Gli ultimi sei anni sono stati un autentico disastro per i canadesi Nickelback.

Attesi al varco da pubblico generalista e critica specializzata dopo l’inaspettato exploit del bellissimo “All The Right Reasons” (undici milioni di copie vendute e tre singoli da alta classifica negli USA, dopo che il precedente “The Long Road” aveva venduto meno della metà di quel “Silver Side Up” trascinato dalla stra abusata “How You Remind Me”), Chad Kroeger e compagni hanno infilato un paio di dischi da mani nei capelli (soprattutto l’ultimo, a dir poco imbarazzante “No Fixed Address”) e subìto alcune disavventure come i pesanti problemi alla voce di Kroeger (nel frattempo sovraesposto da una chiacchieratissima relazione con la conterranea Avril Lavigne).

Il tutto ha contribuito ad un’incredibile ondata d’odio nei confronti dell’onesto combo canadese, reo di aver venduto l’anima al pop più becero e commerciale dopo gli esordi marcatamente post-grunge e la svolta tra hard rock e metal di un disco sottovalutato come “The Long Road” (sentire “Because Of You” per credere).

Il gusto per le ballad da accendini (anzi, ormai da smartphone) i canadesi però ce l’hanno sempre avuto, e a dir la verità lo ribadiscono anche in questo nuovo “Feed The Machine”, anche se inframezzato da qualche bordata degna dei vecchi tempi.

La verità alla fine sta nel mezzo: i Nickelback non sono né Satana, né i nuovi salvatori dell’hard rock.

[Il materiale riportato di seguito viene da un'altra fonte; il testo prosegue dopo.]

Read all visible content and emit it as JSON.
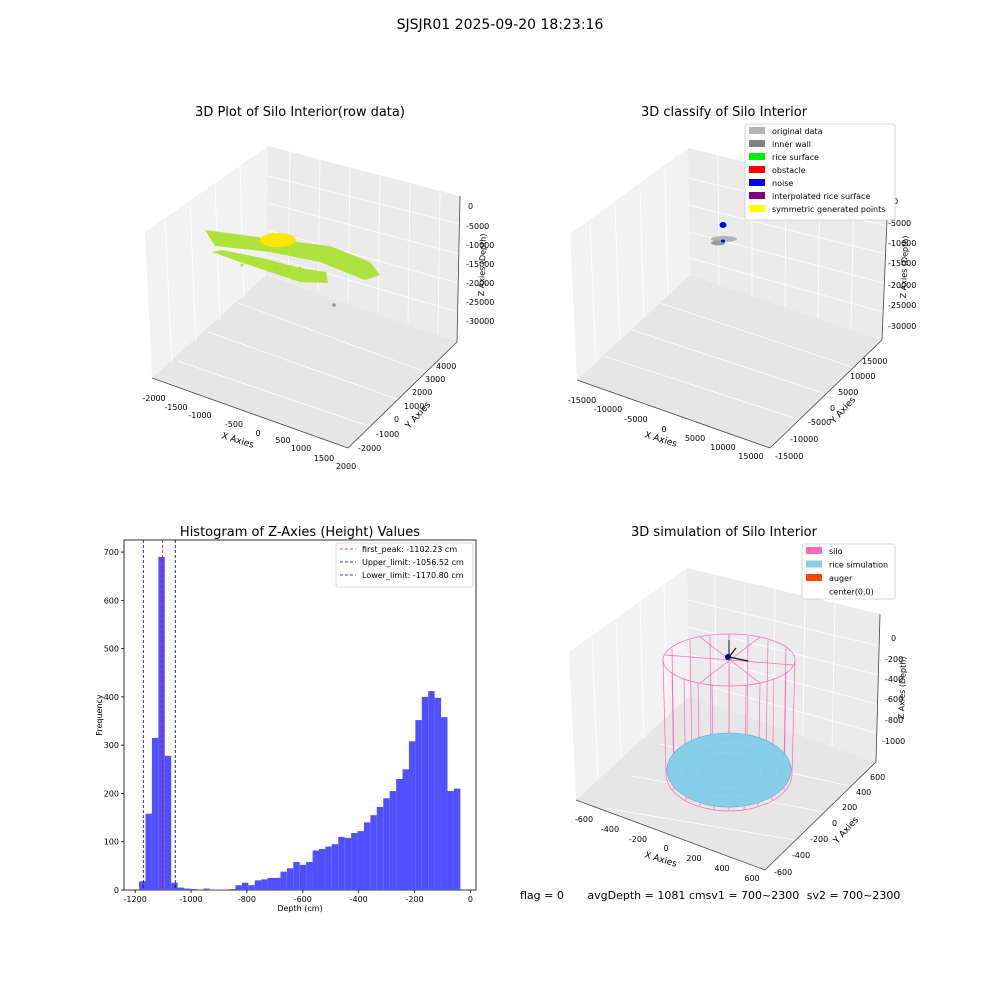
{
  "suptitle": "SJSJR01 2025-09-20 18:23:16",
  "panels": {
    "raw": {
      "title": "3D Plot of Silo Interior(row data)",
      "xlabel": "X Axies",
      "ylabel": "Y Axies",
      "zlabel": "Z Axies (Depth)",
      "xticks": [
        "-2000",
        "-1500",
        "-1000",
        "-500",
        "0",
        "500",
        "1000",
        "1500",
        "2000"
      ],
      "yticks": [
        "-2000",
        "-1000",
        "0",
        "1000",
        "2000",
        "3000",
        "4000"
      ],
      "zticks": [
        "0",
        "-5000",
        "-10000",
        "-15000",
        "-20000",
        "-25000",
        "-30000"
      ]
    },
    "classify": {
      "title": "3D classify of Silo Interior",
      "xlabel": "X Axies",
      "ylabel": "Y Axies",
      "zlabel": "Z Axies (Depth)",
      "xticks": [
        "-15000",
        "-10000",
        "-5000",
        "0",
        "5000",
        "10000",
        "15000"
      ],
      "yticks": [
        "-15000",
        "-10000",
        "-5000",
        "0",
        "5000",
        "10000",
        "15000"
      ],
      "zticks": [
        "0",
        "-5000",
        "-10000",
        "-15000",
        "-20000",
        "-25000",
        "-30000"
      ],
      "legend": [
        {
          "label": "original data",
          "color": "#b3b3b3"
        },
        {
          "label": "inner wall",
          "color": "#808080"
        },
        {
          "label": "rice surface",
          "color": "#00ee00"
        },
        {
          "label": "obstacle",
          "color": "#ff0000"
        },
        {
          "label": "noise",
          "color": "#0000ee"
        },
        {
          "label": "interpolated rice surface",
          "color": "#800080"
        },
        {
          "label": "symmetric generated points",
          "color": "#ffff00"
        }
      ]
    },
    "simulation": {
      "title": "3D simulation of Silo Interior",
      "xlabel": "X Axies",
      "ylabel": "Y Axies",
      "zlabel": "Z Axies (Depth)",
      "xticks": [
        "-600",
        "-400",
        "-200",
        "0",
        "200",
        "400",
        "600"
      ],
      "yticks": [
        "-600",
        "-400",
        "-200",
        "0",
        "200",
        "400",
        "600"
      ],
      "zticks": [
        "0",
        "-200",
        "-400",
        "-600",
        "-800",
        "-1000"
      ],
      "legend": [
        {
          "label": "silo",
          "color": "#ff69b4"
        },
        {
          "label": "rice simulation",
          "color": "#87ceeb"
        },
        {
          "label": "auger",
          "color": "#ff4500"
        },
        {
          "label": "center(0,0)",
          "color": "#ffffff"
        }
      ]
    }
  },
  "status": {
    "flag": "flag = 0",
    "avg": "avgDepth = 1081 cmsv1 = 700~2300",
    "sv2": "sv2 = 700~2300"
  },
  "chart_data": {
    "type": "bar",
    "title": "Histogram of Z-Axies (Height) Values",
    "xlabel": "Depth (cm)",
    "ylabel": "Frequency",
    "xlim": [
      -1240,
      20
    ],
    "ylim": [
      0,
      725
    ],
    "xticks": [
      -1200,
      -1000,
      -800,
      -600,
      -400,
      -200,
      0
    ],
    "yticks": [
      0,
      100,
      200,
      300,
      400,
      500,
      600,
      700
    ],
    "bar_color": "#5050ff",
    "bin_width": 23,
    "bin_left_edges": [
      -1186,
      -1163,
      -1140,
      -1117,
      -1094,
      -1071,
      -1048,
      -1025,
      -1002,
      -979,
      -956,
      -933,
      -910,
      -887,
      -864,
      -841,
      -818,
      -795,
      -772,
      -749,
      -726,
      -703,
      -680,
      -657,
      -634,
      -611,
      -588,
      -565,
      -542,
      -519,
      -496,
      -473,
      -450,
      -427,
      -404,
      -381,
      -358,
      -335,
      -312,
      -289,
      -266,
      -243,
      -220,
      -197,
      -174,
      -151,
      -128,
      -105,
      -82,
      -59,
      -36
    ],
    "values": [
      18,
      158,
      315,
      690,
      278,
      15,
      5,
      3,
      2,
      1,
      3,
      1,
      1,
      1,
      2,
      10,
      15,
      10,
      20,
      22,
      25,
      25,
      38,
      45,
      58,
      52,
      58,
      82,
      85,
      90,
      95,
      110,
      108,
      118,
      122,
      140,
      155,
      172,
      190,
      205,
      230,
      250,
      308,
      352,
      400,
      412,
      398,
      358,
      205,
      210,
      0
    ],
    "vlines": [
      {
        "label": "first_peak: -1102.23 cm",
        "x": -1102.23,
        "color": "#ff0000"
      },
      {
        "label": "Upper_limit: -1056.52 cm",
        "x": -1056.52,
        "color": "#000000"
      },
      {
        "label": "Lower_limit: -1170.80 cm",
        "x": -1170.8,
        "color": "#0000cc"
      }
    ]
  }
}
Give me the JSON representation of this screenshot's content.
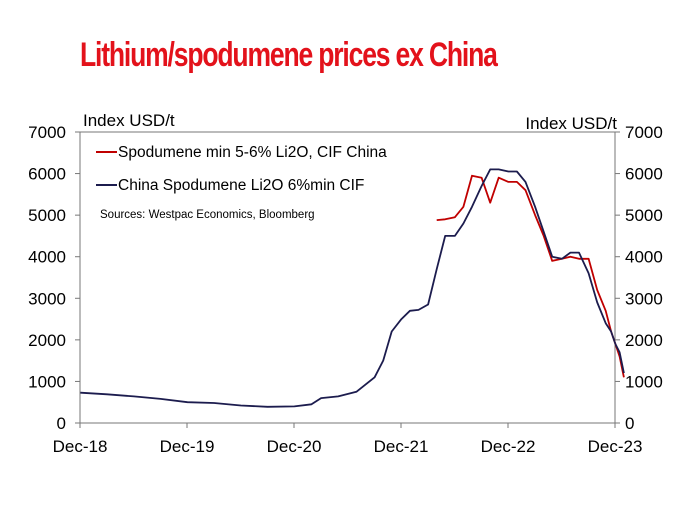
{
  "chart_data": {
    "type": "line",
    "title": "Lithium/spodumene prices ex China",
    "ylabel_left": "Index USD/t",
    "ylabel_right": "Index USD/t",
    "source": "Sources: Westpac Economics, Bloomberg",
    "ylim": [
      0,
      7000
    ],
    "yticks": [
      "0",
      "1000",
      "2000",
      "3000",
      "4000",
      "5000",
      "6000",
      "7000"
    ],
    "xlim": [
      "2018-12",
      "2023-12"
    ],
    "xticks": [
      "Dec-18",
      "Dec-19",
      "Dec-20",
      "Dec-21",
      "Dec-22",
      "Dec-23"
    ],
    "legend_position": "top-left",
    "series": [
      {
        "name": "Spodumene min 5-6% Li2O, CIF China",
        "color": "#c00000",
        "points": [
          [
            2022.25,
            4880
          ],
          [
            2022.33,
            4900
          ],
          [
            2022.42,
            4950
          ],
          [
            2022.5,
            5200
          ],
          [
            2022.58,
            5950
          ],
          [
            2022.67,
            5900
          ],
          [
            2022.75,
            5300
          ],
          [
            2022.83,
            5900
          ],
          [
            2022.92,
            5800
          ],
          [
            2023.0,
            5800
          ],
          [
            2023.08,
            5600
          ],
          [
            2023.17,
            5000
          ],
          [
            2023.25,
            4500
          ],
          [
            2023.33,
            3900
          ],
          [
            2023.42,
            3950
          ],
          [
            2023.5,
            4000
          ],
          [
            2023.58,
            3950
          ],
          [
            2023.67,
            3950
          ],
          [
            2023.75,
            3200
          ],
          [
            2023.83,
            2700
          ],
          [
            2023.88,
            2200
          ],
          [
            2023.92,
            1900
          ],
          [
            2023.96,
            1600
          ],
          [
            2024.0,
            1100
          ]
        ]
      },
      {
        "name": "China Spodumene Li2O 6%min CIF",
        "color": "#1c1c4e",
        "points": [
          [
            2018.92,
            730
          ],
          [
            2019.17,
            690
          ],
          [
            2019.42,
            640
          ],
          [
            2019.67,
            580
          ],
          [
            2019.92,
            500
          ],
          [
            2020.17,
            480
          ],
          [
            2020.42,
            420
          ],
          [
            2020.67,
            390
          ],
          [
            2020.92,
            400
          ],
          [
            2021.08,
            450
          ],
          [
            2021.17,
            600
          ],
          [
            2021.33,
            640
          ],
          [
            2021.5,
            750
          ],
          [
            2021.67,
            1100
          ],
          [
            2021.75,
            1500
          ],
          [
            2021.83,
            2200
          ],
          [
            2021.92,
            2500
          ],
          [
            2022.0,
            2700
          ],
          [
            2022.08,
            2720
          ],
          [
            2022.17,
            2850
          ],
          [
            2022.25,
            3700
          ],
          [
            2022.33,
            4500
          ],
          [
            2022.42,
            4500
          ],
          [
            2022.5,
            4800
          ],
          [
            2022.58,
            5200
          ],
          [
            2022.67,
            5700
          ],
          [
            2022.75,
            6100
          ],
          [
            2022.83,
            6100
          ],
          [
            2022.92,
            6050
          ],
          [
            2023.0,
            6050
          ],
          [
            2023.08,
            5800
          ],
          [
            2023.17,
            5200
          ],
          [
            2023.25,
            4600
          ],
          [
            2023.33,
            4000
          ],
          [
            2023.42,
            3950
          ],
          [
            2023.5,
            4100
          ],
          [
            2023.58,
            4100
          ],
          [
            2023.67,
            3600
          ],
          [
            2023.75,
            2900
          ],
          [
            2023.83,
            2400
          ],
          [
            2023.88,
            2200
          ],
          [
            2023.92,
            1900
          ],
          [
            2023.96,
            1700
          ],
          [
            2024.0,
            1200
          ]
        ]
      }
    ]
  }
}
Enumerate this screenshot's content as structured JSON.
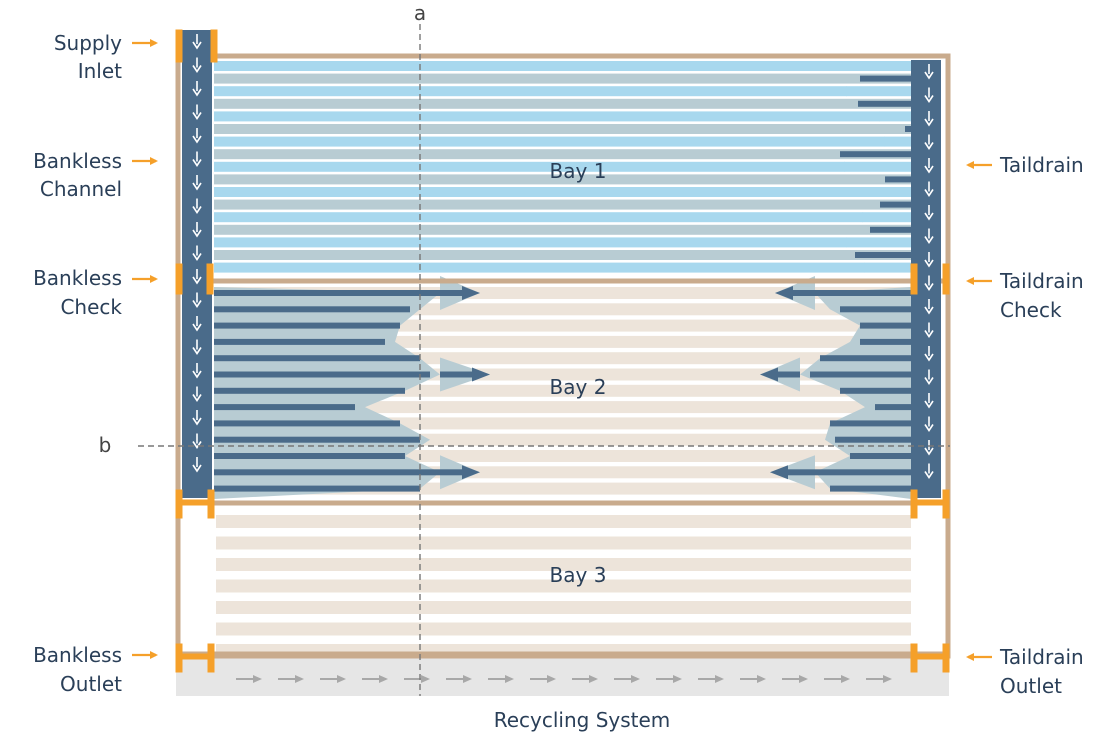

Sono degli ottimi mestieranti del pop rock con un gran gusto per i riff chitarristici acchiappa padiglione auricolare (fondamentale in quest’ottica il buon chitarrista Ryan Peake), come ben chiaro già dall’opener, titletrack e lead single “Feed The Machine”: un riff davvero ispirato e potente, la solita voce calda e ruspante di Kroeger e un paio di cambi di tempo semplici ed efficaci, ed il gioco è fatto.

Ancor più graffiante la successiva “Coin For The Ferryman”, arricchita da uno splendido solo, proprio poco prima che arrivi la prima ballad (e, indovinate? secondo singolo!) “Song Of Fire”, erede delle varie (e smielate) “Far Away”, “Savin’ Me” “If Everyone Cared” e così via. Si prosegue quindi tra momenti più rudi e cattivi (“Must Be Nice”, tra hard rock ed un industrial molto edulcorato, “For The River” e “Silent Majority”) e attimi di quiete cesellati da ballad dalla struttura e dalle atmosfere ormai consolidate (“Home”, forse la migliore, “After The Rain” e “Every Time We're Together” le più rappresentative).

Non manca un brano in due parti (curiosamente nominate parte uno e parte tre), tra rock e delicatezze strumentali.

I Nickelback, come detto non sono il male assoluto: sono una band composta da buoni musicisti che suonano insieme un rock solido, dritto e rassicurante. Lo fanno bene ed il loro mestiere è evidente, ormai quasi un marchio di fabbrica. Che si siano rimessi in carreggiata non è un male, magari abbracciando i propri limiti (come fatto in questo disco) possono riconciliarsi perlomeno con il loro pubblico storico, ormai obiettivo dichiarato della band canadese.